Many people turn to crazy conspiracy theories as a method of coping with events they can't control or don't understand. With this in mind, we wanted to find a way to represent both the spread of COVID-19 as well as the spread of fake news and misinformation surrounding the virus.
What it does
This python project takes in a massive amount of data from different coronavirus tracking projects to display a heat map of the US over time. We then paired two line graphs with this heat map. The left line graph shows the number of occurrences of misinformation in a given state on a given day. The right line graph shows the number of confirmed COVID-19 cases in the selected state.
How I built it
This was all built using a python library called Plotly which is used to generate maps and for aligning data. Our data was sources mainly from https://covidtracking.com/api/states/daily which is a great project that has stored outbreak data on a state to state basis since the beginning of January. For the false information statistics, we used a large dataset of tweets all related to COVID-19. With this set of around 5 million tweets, we ran it against a filter to check for any number of fake news keywords and common conspiracy theory wordings. After filtering that out, we needed to sort the misinformation-correlated tweets with the location of the user who posted it, and get a rough estimate at the amount of misinformation at any given time in a state.
Challenges I ran into
The hardest part of this challenge was finding a way to parse the massive amount of data returned by the covidtracking API. After finding an efficient way to parse the data by day and then feeding it into a heatmap. I had no experience with the Plotly Python library and until I found it I was completely lost with how to make a full map of the US. Another challenging part was managing the large dataset of tweets. It is hard to work around memory limitations when working with a large dataset.
Accomplishments that I'm proud of
We're happy with our ability to stay flexible.

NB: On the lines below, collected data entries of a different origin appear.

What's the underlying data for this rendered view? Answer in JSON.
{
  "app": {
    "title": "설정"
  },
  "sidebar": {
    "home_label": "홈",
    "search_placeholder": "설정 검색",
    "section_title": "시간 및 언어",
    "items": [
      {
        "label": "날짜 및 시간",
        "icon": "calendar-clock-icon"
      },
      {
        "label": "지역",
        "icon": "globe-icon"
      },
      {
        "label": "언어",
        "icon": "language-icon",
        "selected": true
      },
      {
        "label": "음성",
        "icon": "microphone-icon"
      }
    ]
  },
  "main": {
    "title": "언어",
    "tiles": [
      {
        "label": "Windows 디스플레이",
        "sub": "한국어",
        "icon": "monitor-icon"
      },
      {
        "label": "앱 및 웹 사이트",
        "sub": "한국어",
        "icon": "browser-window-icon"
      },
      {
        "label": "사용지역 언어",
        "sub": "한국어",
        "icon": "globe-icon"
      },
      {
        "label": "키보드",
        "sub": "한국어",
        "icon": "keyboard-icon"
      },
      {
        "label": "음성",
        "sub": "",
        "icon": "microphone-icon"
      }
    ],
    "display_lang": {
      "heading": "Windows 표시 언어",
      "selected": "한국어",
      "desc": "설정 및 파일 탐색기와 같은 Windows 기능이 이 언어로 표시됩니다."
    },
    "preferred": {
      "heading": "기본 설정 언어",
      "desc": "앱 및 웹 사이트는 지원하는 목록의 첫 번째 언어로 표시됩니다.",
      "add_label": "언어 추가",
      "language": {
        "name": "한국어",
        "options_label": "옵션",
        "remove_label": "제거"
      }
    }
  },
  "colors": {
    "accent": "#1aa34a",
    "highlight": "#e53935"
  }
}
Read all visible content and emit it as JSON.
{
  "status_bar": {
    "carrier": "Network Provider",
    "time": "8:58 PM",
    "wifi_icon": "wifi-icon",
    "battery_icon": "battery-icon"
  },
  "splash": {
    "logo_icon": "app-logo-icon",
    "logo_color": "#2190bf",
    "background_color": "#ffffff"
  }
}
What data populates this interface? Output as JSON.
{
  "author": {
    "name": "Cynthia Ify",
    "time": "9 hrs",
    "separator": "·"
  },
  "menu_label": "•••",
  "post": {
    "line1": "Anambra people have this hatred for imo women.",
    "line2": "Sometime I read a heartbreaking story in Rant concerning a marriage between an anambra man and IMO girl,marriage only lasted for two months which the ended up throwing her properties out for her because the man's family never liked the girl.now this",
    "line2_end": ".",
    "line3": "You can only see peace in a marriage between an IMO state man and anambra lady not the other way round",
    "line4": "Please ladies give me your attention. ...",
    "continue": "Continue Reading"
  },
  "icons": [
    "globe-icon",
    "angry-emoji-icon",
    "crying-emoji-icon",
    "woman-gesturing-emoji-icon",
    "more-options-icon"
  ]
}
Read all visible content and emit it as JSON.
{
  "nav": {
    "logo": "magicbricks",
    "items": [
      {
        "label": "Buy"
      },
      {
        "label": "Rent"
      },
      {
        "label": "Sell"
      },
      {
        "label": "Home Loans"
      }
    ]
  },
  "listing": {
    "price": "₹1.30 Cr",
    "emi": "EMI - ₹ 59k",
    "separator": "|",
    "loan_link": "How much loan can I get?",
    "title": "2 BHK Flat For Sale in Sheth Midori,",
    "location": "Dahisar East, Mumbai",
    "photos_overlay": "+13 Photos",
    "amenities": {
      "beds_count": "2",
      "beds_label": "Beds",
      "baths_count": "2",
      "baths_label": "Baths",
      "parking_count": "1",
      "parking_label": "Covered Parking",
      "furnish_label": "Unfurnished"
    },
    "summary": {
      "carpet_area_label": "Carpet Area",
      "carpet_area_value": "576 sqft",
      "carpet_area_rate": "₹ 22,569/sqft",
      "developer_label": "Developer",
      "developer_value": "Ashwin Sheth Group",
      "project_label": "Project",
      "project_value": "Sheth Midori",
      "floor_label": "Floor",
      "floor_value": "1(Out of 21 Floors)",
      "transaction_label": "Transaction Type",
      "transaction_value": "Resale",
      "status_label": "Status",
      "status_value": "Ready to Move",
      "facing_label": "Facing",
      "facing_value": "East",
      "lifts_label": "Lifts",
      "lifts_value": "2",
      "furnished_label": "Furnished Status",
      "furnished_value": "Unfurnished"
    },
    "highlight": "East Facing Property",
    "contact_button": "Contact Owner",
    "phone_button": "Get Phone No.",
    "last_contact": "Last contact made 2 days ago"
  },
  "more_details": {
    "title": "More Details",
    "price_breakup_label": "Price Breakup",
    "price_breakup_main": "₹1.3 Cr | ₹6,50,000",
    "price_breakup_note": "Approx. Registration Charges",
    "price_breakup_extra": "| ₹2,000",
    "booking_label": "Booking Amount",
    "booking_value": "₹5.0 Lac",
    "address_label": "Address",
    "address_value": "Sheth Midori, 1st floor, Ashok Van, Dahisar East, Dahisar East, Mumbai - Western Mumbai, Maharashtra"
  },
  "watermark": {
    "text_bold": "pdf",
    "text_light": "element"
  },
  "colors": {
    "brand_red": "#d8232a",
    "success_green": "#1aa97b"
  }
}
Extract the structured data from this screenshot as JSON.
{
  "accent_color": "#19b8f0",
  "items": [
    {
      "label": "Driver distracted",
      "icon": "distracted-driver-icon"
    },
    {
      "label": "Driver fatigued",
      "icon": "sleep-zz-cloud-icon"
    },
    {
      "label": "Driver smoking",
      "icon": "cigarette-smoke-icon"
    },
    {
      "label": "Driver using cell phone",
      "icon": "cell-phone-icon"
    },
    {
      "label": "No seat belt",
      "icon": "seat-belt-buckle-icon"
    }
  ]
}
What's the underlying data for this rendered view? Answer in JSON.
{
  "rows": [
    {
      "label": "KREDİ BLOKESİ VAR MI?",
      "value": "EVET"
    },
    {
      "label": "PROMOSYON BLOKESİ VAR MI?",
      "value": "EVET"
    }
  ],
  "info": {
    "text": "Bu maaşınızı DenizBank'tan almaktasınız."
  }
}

We really had to go with the flow on this project because we didn't have a full plan when we started. Not knowing what language/framework was going to work best for us really made it difficult to plan our time. But we rolled with the punches and all the setbacks and produced something that we think displays important statistics that most maps gloss over.
What I learned
From a technical standpoint, we learned about several different methods for parsing and handling datasets that are in the millions of entries. From an COVID-19 standpoint, we learned about the ways in which these conspiracy theory coping mechanisms work. In states such as California and Washington, there is a clear connection between the spreading of the disease in that area and the amount of fake news/misinformation about it.
What's next for MisinformationMap
We plan to port this to html and upload it to our personal website for everyone to check out and understand.